Mercedes ou Ferrari: estas são as duas únicas opções da Red Bull caso a Renault decida deixar de fornecer motores para a equipe a partir de 2017, quando se encerra o atual acordo com os franceses. Os tetracampeões não consideram uma eventual parceria com a outra fornecedora de motores da Fórmula 1, a Honda, ou mesmo contar com outra marca.
A relação da Red Bull com a Renault vem se deteriorando nos últimos meses, com as dificuldades que os franceses vêm tendo para melhorar a confiabilidade e a competitividade das unidades de potência híbridas V6 turbo, utilizadas na F-1 desde o início de 2014. O período coincide com a queda nos resultados do time, que foi tetracampeão entre 2010 e 2013, também com a Renault, e hoje é a quarta colocada no mundial.

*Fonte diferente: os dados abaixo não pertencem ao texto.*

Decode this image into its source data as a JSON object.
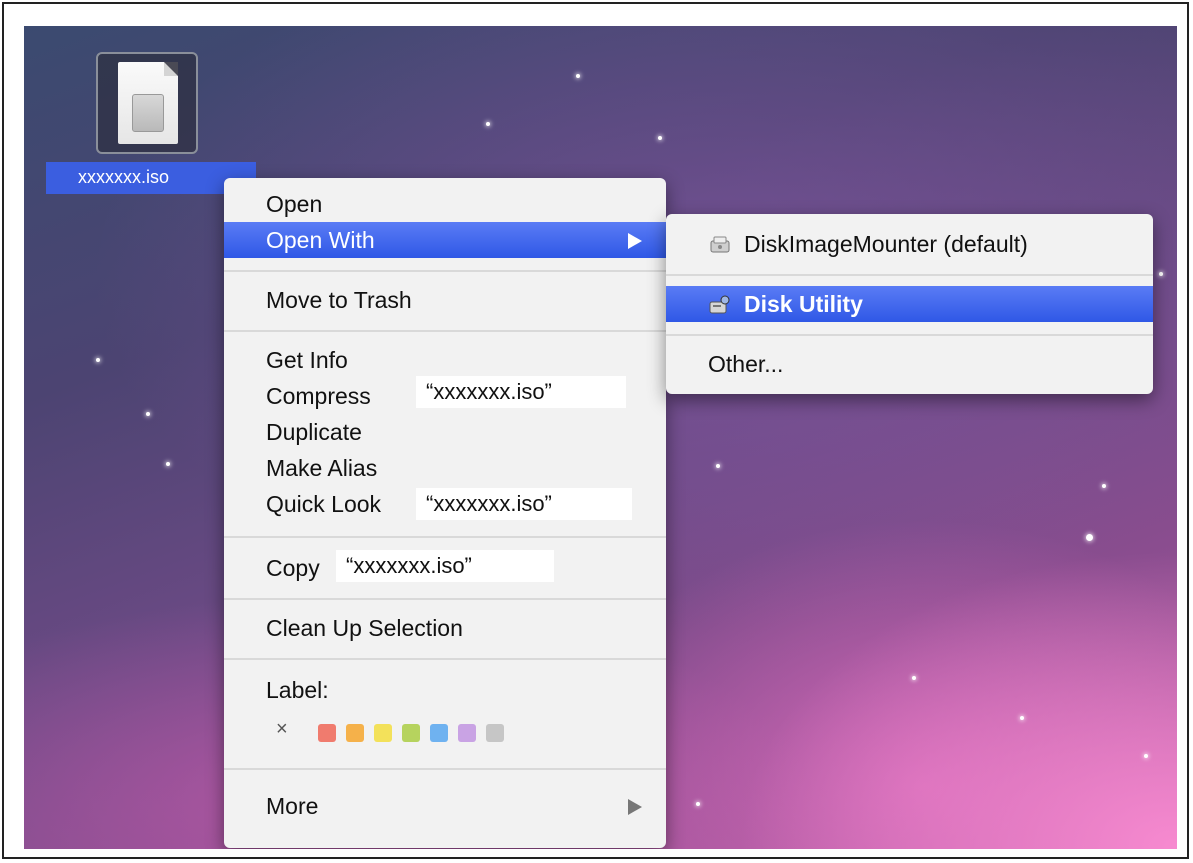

Com a relutância de Mercedes e Ferrari em fornecer seus motores para um time cujo orçamento permitiria competir de igual para igual com suas equipes de fábrica, chegou a ventilar a possibilidade de uma montadora iniciar um projeto do zero para atender a Red Bull, como a Volkswagen, mas isso foi rechaçado pelo consultor do time, Helmut Marko.
“Essa unidade de potência é tão complicada que não dá para dizer ‘ok, vamos fazer'”, afirmou ao motorsport.com. “Você precisa de pelo menos três anos de desenvolvimento e é uma decisão que depende de um grande investimento financeiro. Se eu estivesse no conselho de algum grande fabricante, perguntaria ‘para onde a F-1 está indo? Quais as regras? Há estabilidade?’ Há muitos pontos de interrogação, eu diria.”
O austríaco também deixou claro que, mesmo que a Renault decida comprar a equipe Lotus e volte a ter seu time próprio a partir do ano que vem, isso não afeta a Red Bull. “Temos um contrato [para 2016] e, se a Renault decidir comprar uma equipe, não tem problema. Mas para 2017 a história é diferente. Estamos estudando tudo. Como se diz, nunca diga nunca. Estamos avaliando as opções.”